Steamboat Springs The newly formed Steamboat Springs club volleyball team wasted little time writing its name on the state map.
In its first exposure to club ball, the Steamboat team went 5-0, dropping just one game in five matches at a recent Rocky Mountain Regional seeding tournament in Colorado Springs.
Opponents included teams from Arvada, Westminster, Aurora, Lyons and the Morgan County area.
Reputation plays a large role in determining preliminary seeding. Thus, coach Susie Ritter said, her team was placed in Division 4, one of the lowest at the tournament, because it is a first-year program.
"We heard club was tough," team member Shelley Dunlop said. "We thought we were going to get our butt kicked."
They still have that chance. The Steamboat girls are in the age 17 division, but at their upcoming tournament on Sunday, age is just a number.
The 18-, 17- and 16-year-old teams are put in power leagues based on perceived ability and past results. The Steamboat team is in Division 7 with two other 17 teams and two 18 teams. Should it post impressive results this weekend, the team will most likely move up a division, Ritter said.

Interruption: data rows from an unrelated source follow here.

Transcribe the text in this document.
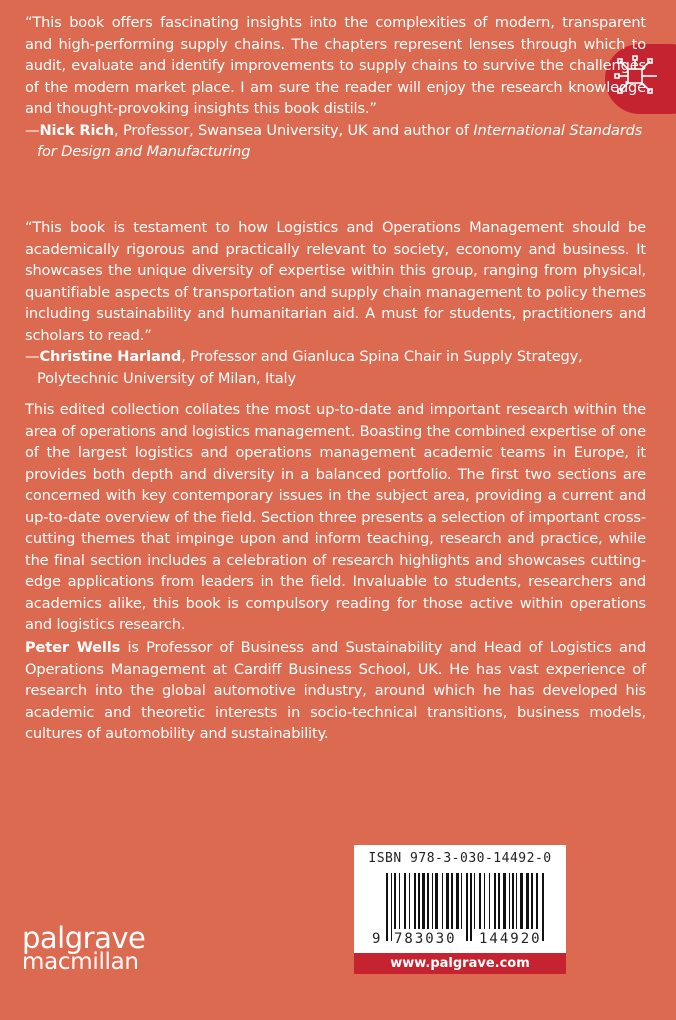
“This book offers fascinating insights into the complexities of modern, transparent and high-performing supply chains. The chapters represent lenses through which to audit, evaluate and identify improvements to supply chains to survive the challenges of the modern market place. I am sure the reader will enjoy the research knowledge and thought-provoking insights this book distils.”

—Nick Rich, Professor, Swansea University, UK and author of International Standards for Design and Manufacturing

“This book is testament to how Logistics and Operations Management should be academically rigorous and practically relevant to society, economy and business. It showcases the unique diversity of expertise within this group, ranging from physical, quantifiable aspects of transportation and supply chain management to policy themes including sustainability and humanitarian aid. A must for students, practitioners and scholars to read.”

—Christine Harland, Professor and Gianluca Spina Chair in Supply Strategy,
Polytechnic University of Milan, Italy

This edited collection collates the most up-to-date and important research within the area of operations and logistics management. Boasting the combined expertise of one of the largest logistics and operations management academic teams in Europe, it provides both depth and diversity in a balanced portfolio. The first two sections are concerned with key contemporary issues in the subject area, providing a current and up-to-date overview of the field. Section three presents a selection of important cross-cutting themes that impinge upon and inform teaching, research and practice, while the final section includes a celebration of research highlights and showcases cutting-edge applications from leaders in the field. Invaluable to students, researchers and academics alike, this book is compulsory reading for those active within operations and logistics research.

Peter Wells is Professor of Business and Sustainability and Head of Logistics and Operations Management at Cardiff Business School, UK. He has vast experience of research into the global automotive industry, around which he has developed his academic and theoretic interests in socio-technical transitions, business models, cultures of automobility and sustainability.

ISBN 978-3-030-14492-0
9 783030 144920
www.palgrave.com
palgrave
macmillan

The top division consists of the cream of the crop among the 18-year-olds, Ritter said.
Last year, the Front Range Volleyball Club won the Junior Olympic title, providing some indication of just how good club volleyball in Colorado has become.
The nine members of Steamboat's 17 club team are mainly juniors that played a JV schedule during the fall, going undefeated, before cheering on their varsity counterparts in November's state tournament.
The girls on Steamboat's club team eagerly await the chance to start on varsity in the fall, and club volleyball was the best way to begin preparation for next season.
"This is going to help our team," Hannah Gary said. "We really need to get ahead of the game."
"I love these girls," Ritter said. "The fact that they want to get better every minute is a coach's dream. They want to get to where the seniors were at last year, and they are doing it. They are definitely motivated, and they are getting tons of experience."
More importantly, they are getting that experience as a team. Steamboat hasn't had a club volleyball program before. Wendy Hall, the high school coach, can't legally coach any of her players during club season. Because Ritter served in a limited, volunteer capacity during the regular season, she is eligible to coach the club team.
However, Ritter knows the system Hall runs and how she teaches certain aspects of the game, so that's what Ritter is doing during the club season.
The familiarity the Steamboat girls have with each other and with Ritter was evident in Colorado Springs. Although many of the teams they competed against were combinations of top players from various schools, Ritter said it was obvious the opposing girls all had different techniques and were trying to work in one system after all learning different ones in high school.
"I thought we would be at a disadvantage but we weren't," Ritter said.
Gary said the team will play mainly in Colorado, but may travel as far away as Kansas City later this winter.
"Practices are getting more intense," she said. "Everyone cares."